Description Pei Zhang 2021-03-24 09:21:34 UTC
Description of problem:
When migrating rhel8.4 guest with iommu form 8.3.1 host to 8.4 host, des host qemu quit with errror:

(qemu) qemu-kvm: get_pci_config_device: Bad config data: i=0x104 read: 0 device: 20 cmask: ff wmask: 0 w1cmask:0
qemu-kvm: Failed to load PCIDevice:config
qemu-kvm: Failed to load virtio-blk:virtio
qemu-kvm: error while loading state for instance 0x0 of device '0000:00:03.0:00.0/virtio-blk'
qemu-kvm: load of migration failed: Invalid argument

Version-Release number of selected component (if applicable):
src host: RHEL-AV 8.3.1:
4.18.0-240.18.1.el8_3.x86_64
qemu-kvm-5.1.0-20.module+el8.3.1+9918+230f5c26.x86_64
openvswitch2.13-2.13.0-97.el8fdp.x86_64
libvirt-6.6.0-13.1.module+el8.3.1+10185+675b2148.x86_64

des host: RHEL-AV 8.4:
4.18.0-298.el8.x86_64
qemu-kvm-5.2.0-13.module+el8.4.0+10369+fd280775.x86_64
openvswitch2.15-2.15.0-3.el8fdp.x86_64
libvirt-7.0.0-9.module+el8.4.0+10326+5e50a3b6.x86_64

VM:RHEL 8.4
4.18.0-298.el8.x86_64

How reproducible:
100%

Steps to Reproduce:
1. Boot qemu with iommu enabled on rhel8.3.1 src host

/usr/libexec/qemu-kvm \
-name guest=rhel8.4 \
-machine pc-q35-rhel8.3.0,kernel_irqchip=split \
-cpu Skylake-Server-IBRS \
-m 8192 \
-smp 6,sockets=6,cores=1,threads=1 \
-device intel-iommu,intremap=on,caching-mode=on,device-iotlb=on \
-device pcie-root-port,port=0x10,chassis=1,id=pci.1,bus=pcie.0,multifunction=on \
-device pcie-root-port,port=0x11,chassis=2,id=pci.2,bus=pcie.0 \
-blockdev driver=file,cache.direct=off,cache.no-flush=on,filename=/mnt/nfv/rhel8.4.qcow2,node-name=my_file \
-blockdev driver=qcow2,node-name=my,file=my_file \
-device virtio-blk-pci,scsi=off,bus=pci.1,drive=my,id=virtio-disk0,bootindex=1,write-cache=on,iommu_platform=on,ats=on \
-monitor stdio \
-vnc :2 \
            

2. Boot qemu on rhel8.4 des host

(same qemu cmd line)
-incoming tcp:0:5555

3. Migrate from src to des, fails and qemu on des quit.

On src:
(qemu) migrate -d tcp:10.73.72.194:5555

On des:
(qemu) qemu-kvm: get_pci_config_device: Bad config data: i=0x104 read: 0 device: 20 cmask: ff wmask: 0 w1cmask:0
qemu-kvm: Failed to load PCIDevice:config
qemu-kvm: Failed to load virtio-blk:virtio
qemu-kvm: error while loading state for instance 0x0 of device '0000:00:03.0:00.0/virtio-blk'
qemu-kvm: load of migration failed: Invalid argument


Actual results:
Migrate with iommu enabled from rhel8.3.1 to rhel8.4 fails.

Expected results:
Migrate with iommu enabled from rhel8.3.1 to rhel8.4 should successfully.

Additional info:
1. Without iommu enabled, this issue cannot be triggered.
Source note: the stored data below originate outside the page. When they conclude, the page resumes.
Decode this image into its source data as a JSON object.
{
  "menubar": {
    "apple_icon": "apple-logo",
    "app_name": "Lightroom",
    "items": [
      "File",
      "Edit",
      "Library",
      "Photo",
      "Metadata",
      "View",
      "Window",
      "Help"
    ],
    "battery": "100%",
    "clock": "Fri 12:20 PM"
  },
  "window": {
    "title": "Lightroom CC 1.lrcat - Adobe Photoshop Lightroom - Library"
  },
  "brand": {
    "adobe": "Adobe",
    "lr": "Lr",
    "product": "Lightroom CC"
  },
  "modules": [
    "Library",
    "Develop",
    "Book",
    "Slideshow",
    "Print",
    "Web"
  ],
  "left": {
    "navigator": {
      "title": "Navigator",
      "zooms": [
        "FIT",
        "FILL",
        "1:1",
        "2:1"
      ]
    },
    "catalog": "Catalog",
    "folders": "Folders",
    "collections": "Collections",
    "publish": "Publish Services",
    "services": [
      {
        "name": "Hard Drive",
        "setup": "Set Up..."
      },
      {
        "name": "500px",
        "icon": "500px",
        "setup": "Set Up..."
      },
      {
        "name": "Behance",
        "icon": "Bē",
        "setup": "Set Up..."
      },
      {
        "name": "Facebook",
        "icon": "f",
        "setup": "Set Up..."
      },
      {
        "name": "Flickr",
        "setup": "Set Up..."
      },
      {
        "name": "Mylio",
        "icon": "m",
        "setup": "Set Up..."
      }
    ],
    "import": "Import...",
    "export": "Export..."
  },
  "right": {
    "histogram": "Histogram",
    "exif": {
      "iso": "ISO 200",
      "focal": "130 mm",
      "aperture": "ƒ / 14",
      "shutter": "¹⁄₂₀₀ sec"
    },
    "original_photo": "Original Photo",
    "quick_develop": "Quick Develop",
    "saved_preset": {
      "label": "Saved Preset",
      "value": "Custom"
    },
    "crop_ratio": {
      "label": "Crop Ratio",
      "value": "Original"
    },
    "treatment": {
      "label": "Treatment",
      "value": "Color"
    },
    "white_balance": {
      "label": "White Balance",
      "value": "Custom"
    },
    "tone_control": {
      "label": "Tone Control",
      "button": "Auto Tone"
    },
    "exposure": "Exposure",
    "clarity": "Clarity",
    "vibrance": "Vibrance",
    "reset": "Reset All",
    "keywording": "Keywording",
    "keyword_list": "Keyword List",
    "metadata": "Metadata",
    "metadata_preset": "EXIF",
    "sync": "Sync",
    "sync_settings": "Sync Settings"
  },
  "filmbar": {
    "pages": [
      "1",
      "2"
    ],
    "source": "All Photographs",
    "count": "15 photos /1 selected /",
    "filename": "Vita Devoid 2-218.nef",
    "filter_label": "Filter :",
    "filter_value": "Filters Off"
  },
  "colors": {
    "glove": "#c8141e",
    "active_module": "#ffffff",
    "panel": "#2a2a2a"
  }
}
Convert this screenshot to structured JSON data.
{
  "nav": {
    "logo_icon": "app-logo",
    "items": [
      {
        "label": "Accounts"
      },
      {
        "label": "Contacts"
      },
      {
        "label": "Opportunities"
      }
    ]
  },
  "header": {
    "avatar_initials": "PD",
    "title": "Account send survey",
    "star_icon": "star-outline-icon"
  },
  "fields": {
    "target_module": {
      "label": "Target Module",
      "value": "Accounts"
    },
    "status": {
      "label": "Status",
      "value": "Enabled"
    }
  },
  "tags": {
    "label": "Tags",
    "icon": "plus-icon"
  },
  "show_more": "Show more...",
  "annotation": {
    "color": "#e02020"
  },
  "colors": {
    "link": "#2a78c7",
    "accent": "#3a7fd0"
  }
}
Just like qemu cmd line like below.

/usr/libexec/qemu-kvm \
-name guest=rhel8.4 \
-machine pc-q35-rhel8.3.0,kernel_irqchip=split \
-cpu Skylake-Server-IBRS \
-m 8192 \
-smp 6,sockets=6,cores=1,threads=1 \
-device pcie-root-port,port=0x10,chassis=1,id=pci.1,bus=pcie.0,multifunction=on \
-device pcie-root-port,port=0x11,chassis=2,id=pci.2,bus=pcie.0 \
-blockdev driver=file,cache.direct=off,cache.no-flush=on,filename=/mnt/nfv/rhel8.4.qcow2,node-name=my_file \
-blockdev driver=qcow2,node-name=my,file=my_file \
-device virtio-blk-pci,scsi=off,bus=pci.1,drive=my,id=virtio-disk0,bootindex=1,write-cache=on \
-monitor stdio \
-vnc :2 \
-incoming tcp:0:5555

Comment 1 Dr. David Alan Gilbert 2021-03-29 10:02:39 UTC
Can you attach a:
   sudo lspci -vvv

from booting the same VM on 8.3.1 and 8.4.0 please.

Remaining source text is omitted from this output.